Permissions Issue: File Manager

[Cidvond]

Bug Report

System Information

• Operating System | AlmaLinux 9.3 (Shamrock Pampas Cat)
• AMP version | 2.4.8 - 20240129.1
• Which AMP release | Mainline

I confirm:

• [x] that I have searched for an existing bug report for this issue.
• [x] that I am using the latest available version of AMP.
• [x] that my operating system is up-to-date.

• [x] that my checkboxes above look exactly like the one on the left with no extra spaces. Remove this line to confirm you can follow instructions - if this line shows up in the bug report then the whole report will be ignored

Symptoms

• What are you trying to do? -I am trying to create a template role and add FileManager permissions to an application instance

• What are you expecting to happen?

  • File Manager options to only show up when clicking into the application instance and for the assigned user to only see directories they have access to

• What is actually happening? ('Nothing' is not an acceptable answer!)

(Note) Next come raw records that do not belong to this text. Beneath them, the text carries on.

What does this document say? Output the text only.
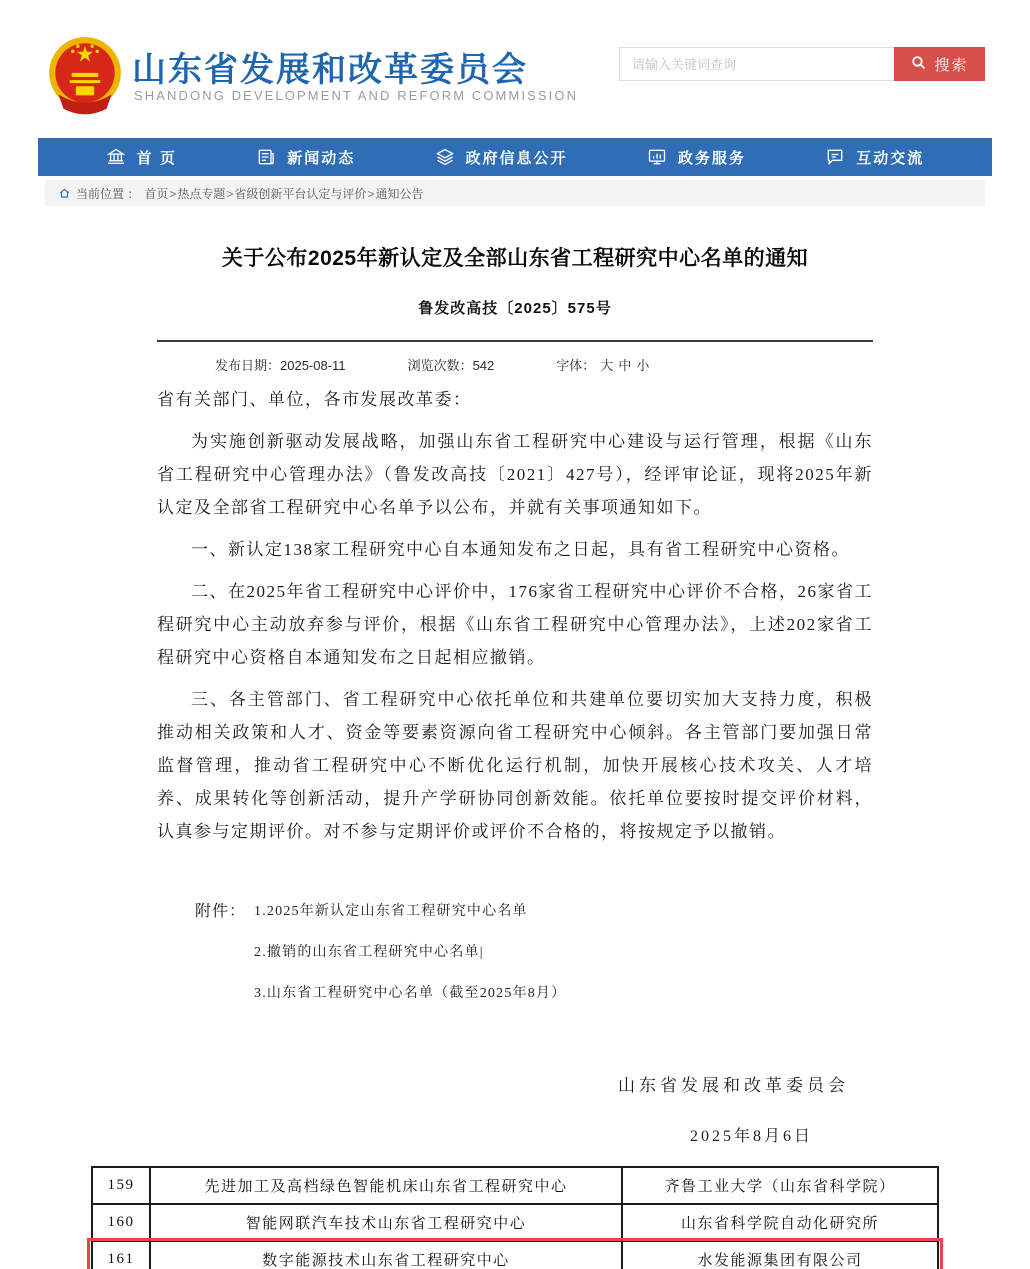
山东省发展和改革委员会
SHANDONG DEVELOPMENT AND REFORM COMMISSION
请输入关键词查询
搜索
首 页	新闻动态	政府信息公开	政务服务	互动交流
当前位置 ： 首页>热点专题>省级创新平台认定与评价>通知公告
关于公布2025年新认定及全部山东省工程研究中心名单的通知
鲁发改高技〔2025〕575号
发布日期：2025-08-11	浏览次数：542	字体： 大 中 小
省有关部门、单位，各市发展改革委：
为实施创新驱动发展战略，加强山东省工程研究中心建设与运行管理，根据《山东省工程研究中心管理办法》（鲁发改高技〔2021〕427号），经评审论证，现将2025年新认定及全部省工程研究中心名单予以公布，并就有关事项通知如下。
一、新认定138家工程研究中心自本通知发布之日起，具有省工程研究中心资格。
二、在2025年省工程研究中心评价中，176家省工程研究中心评价不合格，26家省工程研究中心主动放弃参与评价，根据《山东省工程研究中心管理办法》，上述202家省工程研究中心资格自本通知发布之日起相应撤销。
三、各主管部门、省工程研究中心依托单位和共建单位要切实加大支持力度，积极推动相关政策和人才、资金等要素资源向省工程研究中心倾斜。各主管部门要加强日常监督管理，推动省工程研究中心不断优化运行机制，加快开展核心技术攻关、人才培养、成果转化等创新活动，提升产学研协同创新效能。依托单位要按时提交评价材料，认真参与定期评价。对不参与定期评价或评价不合格的，将按规定予以撤销。
附件： 1.2025年新认定山东省工程研究中心名单
2.撤销的山东省工程研究中心名单|
3.山东省工程研究中心名单（截至2025年8月）
山东省发展和改革委员会
2025年8月6日
159	先进加工及高档绿色智能机床山东省工程研究中心	齐鲁工业大学（山东省科学院）
160	智能网联汽车技术山东省工程研究中心	山东省科学院自动化研究所
161	数字能源技术山东省工程研究中心	水发能源集团有限公司
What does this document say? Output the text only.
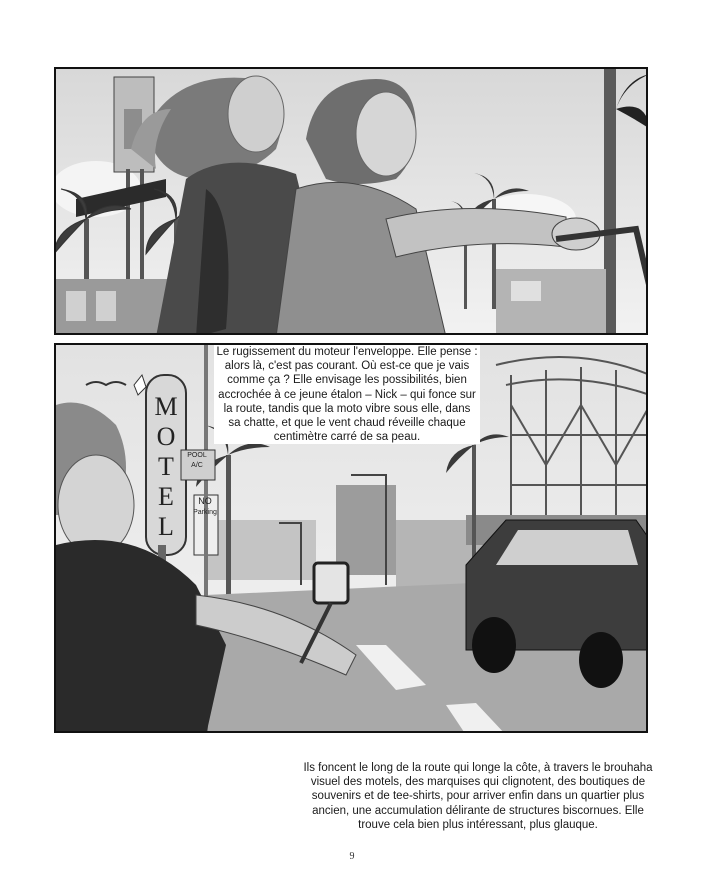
M
O
T
E
L
NO
Parking
POOL
A/C
Le rugissement du moteur l'enveloppe. Elle pense : alors là, c'est pas courant. Où est-ce que je vais comme ça ? Elle envisage les possibilités, bien accrochée à ce jeune étalon – Nick – qui fonce sur la route, tandis que la moto vibre sous elle, dans sa chatte, et que le vent chaud réveille chaque centimètre carré de sa peau.
Ils foncent le long de la route qui longe la côte, à travers le brouhaha visuel des motels, des marquises qui clignotent, des boutiques de souvenirs et de tee-shirts, pour arriver enfin dans un quartier plus ancien, une accumulation délirante de structures biscornues. Elle trouve cela bien plus intéressant, plus glauque.
9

  • File Manager shows up in ADS and in the Application instance. Any permissions assigned via application instance the user can do to the whole ADS.

Reproduction

1) This is a fresh install of AMP
2) I created a template role
3) I deployed an application instance of Palworld
4) Go into the application instance
5) click configruation -> role managment -> and clicked create Template Role
6) Clicked on the new template role in the application instance -> File Manager -> assigned the following as green check marks:
    *Browse Files (FileManager.FileManager.BrowseFiles)
    *Download Files (FileManager.FileManager.DownloadFiles)
    *Upload Files (FileManager.FileManager.UploadFiles)
    *Rename Files (FileManager.FileManager.RenameFiles)
    *Copy Files (FileManager.FileManager.CopyFiles)
    *Trash Files (FileManager.FileManager.TrashFiles)
7) I then created a template for Palworld with the following settings:
    *Base Application = Palworld
    *Template Role = The one I just created 
    *Start Instance on Boot = Enabled
    *Clone Role Into User = disabled
    *Match datastore tags = disabled
8) apply changes
9) Deploy this Template
    *Deployment Type = Create New User
    *Select Template = Palworld
    *New Username = TheOldMan
    *Password = something random I make
    *Friendly Name = Palworld-ID (ID = numbers that count up starting at 1000)
    *Post creation = Do Nothing
10) Click Deploy Template
11) log in as the user TheOldMan and it shows the file manager on the left right after logging in. If I click on it, the File Manager will show all the files in the ADS including the ADS folder.
12) I have tried to reject(Red X)the following permissions in ADS -> Configuration -> Role Management -> Template Role I created, while keeping the template role permissions how they are to allow the instance application to still have File Manager. This had no change on anything and still allowed the user to have the assigned permissions outside of the Application Instance.
    *File Manager (FileManager.*)

[Cidvond]

[IceOfWraith]

Marked this one as a security issue like we discussed. Thanks for posting the bug.

[PhonicUK]

What happens if you explicitly deny access to the file manager at the ADS level?